Forward from a friend who entitled it "The HORROR"

Then Finnegan disappeared just as Bunny became sexual. She had four babies in my bed at my side with me reassuring her. She is so off-key emotionally and narrow skeletally that I thought she might not manage.  She had four babies.  I destroyed two, meaning to leave two, but she took them under the house and back in between the floor joists where I couldn’t even see them. She was her typical clumsy self, carrying them by one back leg instead of their napes — them screaming horribly all the way.

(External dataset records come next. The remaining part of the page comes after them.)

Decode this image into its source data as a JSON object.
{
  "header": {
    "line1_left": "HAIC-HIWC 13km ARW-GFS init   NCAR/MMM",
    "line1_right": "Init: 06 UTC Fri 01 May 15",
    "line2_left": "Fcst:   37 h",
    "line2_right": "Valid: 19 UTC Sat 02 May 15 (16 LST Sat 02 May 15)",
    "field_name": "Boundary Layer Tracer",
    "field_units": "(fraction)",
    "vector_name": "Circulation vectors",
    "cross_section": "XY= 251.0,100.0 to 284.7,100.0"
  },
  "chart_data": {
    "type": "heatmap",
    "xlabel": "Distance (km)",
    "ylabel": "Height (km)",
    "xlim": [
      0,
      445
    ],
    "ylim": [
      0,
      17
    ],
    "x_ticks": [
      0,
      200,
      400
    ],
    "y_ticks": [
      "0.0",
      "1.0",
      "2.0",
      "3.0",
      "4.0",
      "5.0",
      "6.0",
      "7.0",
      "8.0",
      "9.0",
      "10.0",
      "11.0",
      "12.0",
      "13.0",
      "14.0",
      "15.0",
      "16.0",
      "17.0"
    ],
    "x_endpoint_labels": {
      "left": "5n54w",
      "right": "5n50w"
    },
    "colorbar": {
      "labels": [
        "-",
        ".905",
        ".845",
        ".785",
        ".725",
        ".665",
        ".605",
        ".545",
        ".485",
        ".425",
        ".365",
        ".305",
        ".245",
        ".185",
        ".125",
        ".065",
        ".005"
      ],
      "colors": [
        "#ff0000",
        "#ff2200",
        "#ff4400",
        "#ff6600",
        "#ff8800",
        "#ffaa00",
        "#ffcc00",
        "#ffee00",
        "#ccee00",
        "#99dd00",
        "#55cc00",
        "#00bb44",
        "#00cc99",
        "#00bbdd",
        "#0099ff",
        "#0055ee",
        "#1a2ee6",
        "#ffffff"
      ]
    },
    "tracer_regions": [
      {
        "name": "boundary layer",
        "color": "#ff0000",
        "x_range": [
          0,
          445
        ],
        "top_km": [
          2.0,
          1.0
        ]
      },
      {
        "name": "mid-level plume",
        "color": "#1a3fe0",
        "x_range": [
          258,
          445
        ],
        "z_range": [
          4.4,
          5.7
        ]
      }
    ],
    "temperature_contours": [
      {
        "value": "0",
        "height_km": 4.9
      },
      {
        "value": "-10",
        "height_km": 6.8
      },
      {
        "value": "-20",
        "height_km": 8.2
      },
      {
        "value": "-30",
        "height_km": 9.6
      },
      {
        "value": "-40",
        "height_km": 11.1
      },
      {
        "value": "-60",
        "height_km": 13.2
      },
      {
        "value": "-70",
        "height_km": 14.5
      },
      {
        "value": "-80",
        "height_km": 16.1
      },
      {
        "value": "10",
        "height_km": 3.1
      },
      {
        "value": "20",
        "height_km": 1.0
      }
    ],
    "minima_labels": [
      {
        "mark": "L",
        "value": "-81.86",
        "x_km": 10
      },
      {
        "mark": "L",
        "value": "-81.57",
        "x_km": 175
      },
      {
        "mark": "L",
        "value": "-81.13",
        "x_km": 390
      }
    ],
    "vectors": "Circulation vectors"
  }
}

Recently I heard peeping in the crawl space and captured two walking kittens. At the moment they are romping, scaling, chewing, and generally tearing up the peapatch in the house. Bunny goes in and out the cat flap but is more interested in food than anything else, calling for her babies to come nurse or nagging me for tuna fish. She doesn’t lick her babies much. I read an article about rat intelligence, which is closely related to how much their mothers lick them. So I supplemented by stroking, which they don’t much appreciate and makes them pee.

A baby "least weasel"

Mammals as newborns need to have their anuses licked by their mothers in order to move their bowels. I learned this the hard way in the Sixties when we had a baby “least weasel”. (Kids brought us what they caught and Bob paid them a little.) The tiny thing was my responsibility, though I didn’t really know what I was doing — no internet, no vet, no book. I kept it warm, fed it with a tiny bottle, but didn’t know to activate evacuation. It died clearly suffering. One of my long list of painful guilts. This is one of the ways I see motherhood — from the mother’s point of view. And it is mostly biological. I find it helpful. But sorrowful.

I love these tiny kittens: Tux (black with white bib) and Doux (softly gray) and even the irresponsible Bunny. Biological, this love. Which means greater effort for the rational to address.